Ukraine does have some experience with actual genocide – that is, being on the receiving end of it from Russia under dictator Joseph Stalin. The Holodomor was a man-made famine that killed some four million Ukrainians between 1931 and 1934. Some of Stalin’s victims were reduced to cannibalism. The starvation campaign was accompanied by an orchestrated effort to eradicate the culture and political leadership of Ukraine.
The Russian government was able to hide the full extent of the Holodomor from the world until the late 1980s, when some Ukrainians were moved to speak out by Moscow’s cover-up of the Chernobyl nuclear disaster.

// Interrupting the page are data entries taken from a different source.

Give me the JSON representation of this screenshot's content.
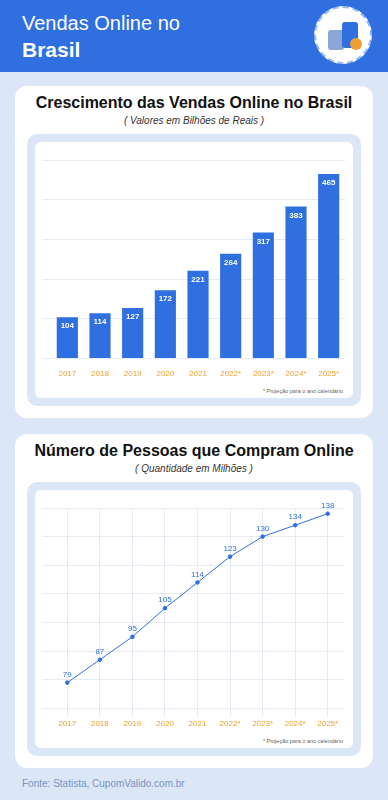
{
  "header": {
    "title": [
      "Vendas Online no",
      "Brasil"
    ]
  },
  "source": "Fonte: Statista, CupomValido.com.br",
  "chart_data": [
    {
      "type": "bar",
      "title": "Crescimento das Vendas Online no Brasil",
      "subtitle": "( Valores em Bilhões de Reais )",
      "categories": [
        "2017",
        "2018",
        "2019",
        "2020",
        "2021",
        "2022*",
        "2023*",
        "2024*",
        "2025*"
      ],
      "values": [
        104,
        114,
        127,
        172,
        221,
        264,
        317,
        383,
        465
      ],
      "color": "#2f6fe0",
      "ylim": [
        0,
        500
      ],
      "yticks": [
        0,
        100,
        200,
        300,
        400,
        500
      ],
      "grid": true,
      "data_labels": true,
      "tick_labels": "x",
      "annotations": [
        "* Projeção para o ano calendário"
      ]
    },
    {
      "type": "line",
      "title": "Número de Pessoas que Compram Online",
      "subtitle": "( Quantidade em Milhões )",
      "categories": [
        "2017",
        "2018",
        "2019",
        "2020",
        "2021",
        "2022*",
        "2023*",
        "2024*",
        "2025*"
      ],
      "values": [
        79,
        87,
        95,
        105,
        114,
        123,
        130,
        134,
        138
      ],
      "color": "#2f6fe0",
      "ylim": [
        70,
        140
      ],
      "yticks": [
        70,
        80,
        90,
        100,
        110,
        120,
        130,
        140
      ],
      "grid": true,
      "data_labels": true,
      "tick_labels": "x",
      "marker": "circle",
      "annotations": [
        "* Projeção para o ano calendário"
      ]
    }
  ]
}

The “coup d’etat” Volodin referred to was the popular ouster of Ukraine’s pro-Russian President Viktor Yanukovych in February 2014 following the Euromaidan uprising against his rule. Yanukovych, who was grotesquely corrupt even by Ukraine’s rather expansive standards, was found guilty of treason in absentia by a Ukrainian court in 2019 because of his efforts to crush the protests.

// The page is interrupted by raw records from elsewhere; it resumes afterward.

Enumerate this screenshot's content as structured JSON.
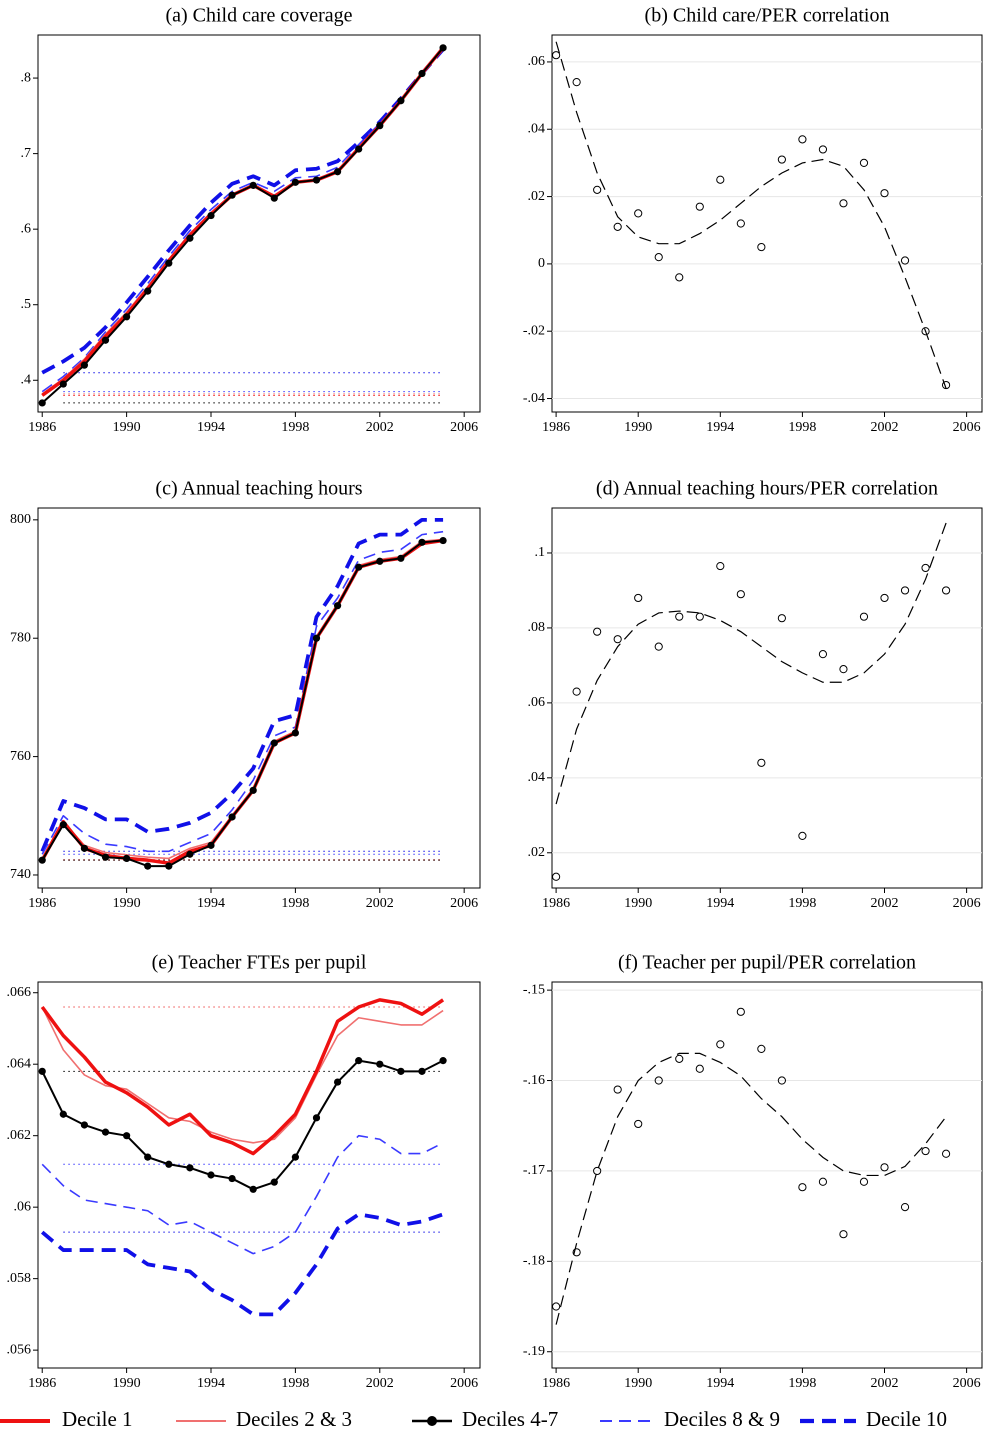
{
  "chart_data": [
    {
      "type": "line",
      "title": "(a) Child care coverage",
      "x": [
        1986,
        1987,
        1988,
        1989,
        1990,
        1991,
        1992,
        1993,
        1994,
        1995,
        1996,
        1997,
        1998,
        1999,
        2000,
        2001,
        2002,
        2003,
        2004,
        2005
      ],
      "xlim": [
        1985.8,
        2006.75
      ],
      "xticks": [
        1986,
        1990,
        1994,
        1998,
        2002,
        2006
      ],
      "ylim": [
        0.358,
        0.857
      ],
      "yticks": [
        {
          "value": 0.4,
          "label": ".4"
        },
        {
          "value": 0.5,
          "label": ".5"
        },
        {
          "value": 0.6,
          "label": ".6"
        },
        {
          "value": 0.7,
          "label": ".7"
        },
        {
          "value": 0.8,
          "label": ".8"
        }
      ],
      "grid": false,
      "series": [
        {
          "name": "Decile 1",
          "color": "#ee1111",
          "values": [
            0.38,
            0.4,
            0.425,
            0.458,
            0.487,
            0.521,
            0.558,
            0.592,
            0.62,
            0.645,
            0.658,
            0.643,
            0.662,
            0.665,
            0.676,
            0.707,
            0.737,
            0.77,
            0.806,
            0.84
          ]
        },
        {
          "name": "Deciles 2 & 3",
          "color": "#f07070",
          "values": [
            0.382,
            0.402,
            0.428,
            0.461,
            0.49,
            0.524,
            0.56,
            0.594,
            0.622,
            0.646,
            0.659,
            0.645,
            0.663,
            0.666,
            0.678,
            0.708,
            0.738,
            0.77,
            0.805,
            0.838
          ]
        },
        {
          "name": "Deciles 4-7",
          "color": "#000000",
          "values": [
            0.37,
            0.395,
            0.42,
            0.453,
            0.484,
            0.518,
            0.555,
            0.588,
            0.618,
            0.645,
            0.658,
            0.641,
            0.662,
            0.665,
            0.676,
            0.706,
            0.737,
            0.77,
            0.806,
            0.84
          ]
        },
        {
          "name": "Deciles 8 & 9",
          "color": "#3a3aff",
          "values": [
            0.385,
            0.405,
            0.43,
            0.464,
            0.494,
            0.528,
            0.564,
            0.598,
            0.626,
            0.65,
            0.662,
            0.65,
            0.668,
            0.67,
            0.682,
            0.712,
            0.74,
            0.772,
            0.806,
            0.838
          ]
        },
        {
          "name": "Decile 10",
          "color": "#1010e8",
          "values": [
            0.41,
            0.425,
            0.443,
            0.47,
            0.503,
            0.537,
            0.572,
            0.605,
            0.635,
            0.66,
            0.67,
            0.658,
            0.678,
            0.68,
            0.69,
            0.715,
            0.742,
            0.773,
            0.806,
            0.838
          ]
        }
      ]
    },
    {
      "type": "scatter",
      "title": "(b) Child care/PER correlation",
      "x": [
        1986,
        1987,
        1988,
        1989,
        1990,
        1991,
        1992,
        1993,
        1994,
        1995,
        1996,
        1997,
        1998,
        1999,
        2000,
        2001,
        2002,
        2003,
        2004,
        2005
      ],
      "xlim": [
        1985.8,
        2006.75
      ],
      "xticks": [
        1986,
        1990,
        1994,
        1998,
        2002,
        2006
      ],
      "ylim": [
        -0.044,
        0.068
      ],
      "yticks": [
        {
          "value": -0.04,
          "label": "-.04"
        },
        {
          "value": -0.02,
          "label": "-.02"
        },
        0,
        {
          "value": 0.02,
          "label": ".02"
        },
        {
          "value": 0.04,
          "label": ".04"
        },
        {
          "value": 0.06,
          "label": ".06"
        }
      ],
      "grid": true,
      "values": [
        0.062,
        0.054,
        0.022,
        0.011,
        0.015,
        0.002,
        -0.004,
        0.017,
        0.025,
        0.012,
        0.005,
        0.031,
        0.037,
        0.034,
        0.018,
        0.03,
        0.021,
        0.001,
        -0.02,
        -0.036
      ],
      "fit": [
        0.066,
        0.045,
        0.027,
        0.014,
        0.008,
        0.006,
        0.006,
        0.009,
        0.013,
        0.018,
        0.023,
        0.027,
        0.03,
        0.031,
        0.029,
        0.022,
        0.011,
        -0.004,
        -0.02,
        -0.037
      ]
    },
    {
      "type": "line",
      "title": "(c) Annual teaching hours",
      "x": [
        1986,
        1987,
        1988,
        1989,
        1990,
        1991,
        1992,
        1993,
        1994,
        1995,
        1996,
        1997,
        1998,
        1999,
        2000,
        2001,
        2002,
        2003,
        2004,
        2005
      ],
      "xlim": [
        1985.8,
        2006.75
      ],
      "xticks": [
        1986,
        1990,
        1994,
        1998,
        2002,
        2006
      ],
      "ylim": [
        737.8,
        802
      ],
      "yticks": [
        740,
        760,
        780,
        800
      ],
      "grid": false,
      "series": [
        {
          "name": "Decile 1",
          "color": "#ee1111",
          "values": [
            742.5,
            749,
            744.5,
            743.3,
            742.8,
            742.5,
            742,
            744,
            745,
            749.8,
            754.3,
            762.3,
            764,
            780,
            785.5,
            792,
            793,
            793.5,
            796,
            796.5
          ]
        },
        {
          "name": "Deciles 2 & 3",
          "color": "#f07070",
          "values": [
            742.6,
            749,
            745,
            743.8,
            743.4,
            743,
            742.8,
            744.5,
            745.5,
            750,
            754.6,
            762.6,
            764.3,
            780.3,
            785.8,
            792.3,
            793.3,
            793.8,
            796.4,
            796.7
          ]
        },
        {
          "name": "Deciles 4-7",
          "color": "#000000",
          "values": [
            742.5,
            748.5,
            744.5,
            743,
            742.8,
            741.5,
            741.5,
            743.5,
            745,
            749.8,
            754.3,
            762.3,
            764,
            780,
            785.5,
            792,
            793,
            793.5,
            796.2,
            796.5
          ]
        },
        {
          "name": "Deciles 8 & 9",
          "color": "#3a3aff",
          "values": [
            743.5,
            750,
            747,
            745.2,
            744.8,
            744,
            744,
            745.5,
            747,
            751,
            756,
            763.5,
            765,
            782,
            786.8,
            793.2,
            794.5,
            795,
            797.5,
            798
          ]
        },
        {
          "name": "Decile 10",
          "color": "#1010e8",
          "values": [
            744,
            752.5,
            751.3,
            749.4,
            749.4,
            747.3,
            747.8,
            748.8,
            750.5,
            753.8,
            758,
            766,
            767,
            783.6,
            788.8,
            796,
            797.5,
            797.5,
            800,
            800
          ]
        }
      ]
    },
    {
      "type": "scatter",
      "title": "(d) Annual teaching hours/PER correlation",
      "x": [
        1986,
        1987,
        1988,
        1989,
        1990,
        1991,
        1992,
        1993,
        1994,
        1995,
        1996,
        1997,
        1998,
        1999,
        2000,
        2001,
        2002,
        2003,
        2004,
        2005
      ],
      "xlim": [
        1985.8,
        2006.75
      ],
      "xticks": [
        1986,
        1990,
        1994,
        1998,
        2002,
        2006
      ],
      "ylim": [
        0.0106,
        0.112
      ],
      "yticks": [
        {
          "value": 0.02,
          "label": ".02"
        },
        {
          "value": 0.04,
          "label": ".04"
        },
        {
          "value": 0.06,
          "label": ".06"
        },
        {
          "value": 0.08,
          "label": ".08"
        },
        {
          "value": 0.1,
          "label": ".1"
        }
      ],
      "grid": true,
      "values": [
        0.0136,
        0.063,
        0.079,
        0.077,
        0.088,
        0.075,
        0.083,
        0.083,
        0.0965,
        0.089,
        0.044,
        0.0826,
        0.0245,
        0.073,
        0.069,
        0.083,
        0.088,
        0.09,
        0.096,
        0.09
      ],
      "fit": [
        0.033,
        0.053,
        0.066,
        0.075,
        0.081,
        0.084,
        0.0845,
        0.084,
        0.082,
        0.079,
        0.075,
        0.071,
        0.068,
        0.0655,
        0.0655,
        0.068,
        0.073,
        0.081,
        0.093,
        0.108
      ]
    },
    {
      "type": "line",
      "title": "(e) Teacher FTEs per pupil",
      "x": [
        1986,
        1987,
        1988,
        1989,
        1990,
        1991,
        1992,
        1993,
        1994,
        1995,
        1996,
        1997,
        1998,
        1999,
        2000,
        2001,
        2002,
        2003,
        2004,
        2005
      ],
      "xlim": [
        1985.8,
        2006.75
      ],
      "xticks": [
        1986,
        1990,
        1994,
        1998,
        2002,
        2006
      ],
      "ylim": [
        0.0555,
        0.0663
      ],
      "yticks": [
        {
          "value": 0.056,
          "label": ".056"
        },
        {
          "value": 0.058,
          "label": ".058"
        },
        {
          "value": 0.06,
          "label": ".06"
        },
        {
          "value": 0.062,
          "label": ".062"
        },
        {
          "value": 0.064,
          "label": ".064"
        },
        {
          "value": 0.066,
          "label": ".066"
        }
      ],
      "grid": false,
      "series": [
        {
          "name": "Decile 1",
          "color": "#ee1111",
          "values": [
            0.0656,
            0.0648,
            0.0642,
            0.0635,
            0.0632,
            0.0628,
            0.0623,
            0.0626,
            0.062,
            0.0618,
            0.0615,
            0.062,
            0.0626,
            0.0638,
            0.0652,
            0.0656,
            0.0658,
            0.0657,
            0.0654,
            0.0658
          ]
        },
        {
          "name": "Deciles 2 & 3",
          "color": "#f07070",
          "values": [
            0.0656,
            0.0644,
            0.0637,
            0.0634,
            0.0633,
            0.0629,
            0.0625,
            0.0624,
            0.0621,
            0.0619,
            0.0618,
            0.0619,
            0.0625,
            0.0637,
            0.0648,
            0.0653,
            0.0652,
            0.0651,
            0.0651,
            0.0655
          ]
        },
        {
          "name": "Deciles 4-7",
          "color": "#000000",
          "values": [
            0.0638,
            0.0626,
            0.0623,
            0.0621,
            0.062,
            0.0614,
            0.0612,
            0.0611,
            0.0609,
            0.0608,
            0.0605,
            0.0607,
            0.0614,
            0.0625,
            0.0635,
            0.0641,
            0.064,
            0.0638,
            0.0638,
            0.0641
          ]
        },
        {
          "name": "Deciles 8 & 9",
          "color": "#3a3aff",
          "values": [
            0.0612,
            0.0606,
            0.0602,
            0.0601,
            0.06,
            0.0599,
            0.0595,
            0.0596,
            0.0593,
            0.059,
            0.0587,
            0.0589,
            0.0593,
            0.0603,
            0.0614,
            0.062,
            0.0619,
            0.0615,
            0.0615,
            0.0618
          ]
        },
        {
          "name": "Decile 10",
          "color": "#1010e8",
          "values": [
            0.0593,
            0.0588,
            0.0588,
            0.0588,
            0.0588,
            0.0584,
            0.0583,
            0.0582,
            0.0577,
            0.0574,
            0.057,
            0.057,
            0.0576,
            0.0584,
            0.0594,
            0.0598,
            0.0597,
            0.0595,
            0.0596,
            0.0598
          ]
        }
      ]
    },
    {
      "type": "scatter",
      "title": "(f) Teacher per pupil/PER correlation",
      "x": [
        1986,
        1987,
        1988,
        1989,
        1990,
        1991,
        1992,
        1993,
        1994,
        1995,
        1996,
        1997,
        1998,
        1999,
        2000,
        2001,
        2002,
        2003,
        2004,
        2005
      ],
      "xlim": [
        1985.8,
        2006.75
      ],
      "xticks": [
        1986,
        1990,
        1994,
        1998,
        2002,
        2006
      ],
      "ylim": [
        -0.1918,
        -0.1491
      ],
      "yticks": [
        {
          "value": -0.19,
          "label": "-.19"
        },
        {
          "value": -0.18,
          "label": "-.18"
        },
        {
          "value": -0.17,
          "label": "-.17"
        },
        {
          "value": -0.16,
          "label": "-.16"
        },
        {
          "value": -0.15,
          "label": "-.15"
        }
      ],
      "grid": true,
      "values": [
        -0.185,
        -0.179,
        -0.17,
        -0.161,
        -0.1648,
        -0.16,
        -0.1576,
        -0.1587,
        -0.156,
        -0.1524,
        -0.1565,
        -0.16,
        -0.1718,
        -0.1712,
        -0.177,
        -0.1712,
        -0.1696,
        -0.174,
        -0.1678,
        -0.1681
      ],
      "fit": [
        -0.187,
        -0.178,
        -0.17,
        -0.164,
        -0.16,
        -0.158,
        -0.157,
        -0.157,
        -0.158,
        -0.1595,
        -0.162,
        -0.164,
        -0.1665,
        -0.1685,
        -0.17,
        -0.1705,
        -0.1705,
        -0.1695,
        -0.167,
        -0.164
      ]
    }
  ]
}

The Trade Union House fire in Odessa occurred in May 2014 after a protest march was ambushed by pro-Russian critics of the Maidan movement.
Videos uploaded to social media showed Odessa police standing by while the pro-Russian forces attacked demonstrators with clubs, and shielding the Russians from stones the demonstrators flung in retaliation. The pro-Russian side of the melee claimed it struck in self-defense because the marchers were planning to attack a nearby camp they had established for demonstrations of their own.
The Trade Union House was apparently set ablaze by firebombs thrown during the vicious 15-minute street battle. Forty-two people were killed by the fire, or by leaping to their deaths from the third floor where they were trapped.
The circumstances around the Odessa fire remain murky eight years later, as both sides of the conflict accuse each other of either deliberately or negligently setting the Trade Union House ablaze. The United Nations criticized the Ukrainian government in 2019 for not investigating the incident thoroughly enough, while Russian officials declared a cover-up and accused the Ukrainian government of being “up to the elbows in blood,” a sentiment echoed in Volodin’s remarks on Friday.
Volodin said there was no “statute of limitations” on the crimes against humanity he charged Ukrainian officials with but castigated European agencies for supposedly overlooking Ukraine’s offenses while persecuting Russia.
“Instead of condemnation and a desire to get to the bottom of the matter, lawmakers from European parliaments, PACE and the OSCE PA stick their heads in the sand. There is a double standard here,” he grumbled.
PACE is the Parliamentary Assembly of the Council of Europe, while OSCE PA is the Parliamentary Assembly of the Organization for Security and Co-Operation in Europe.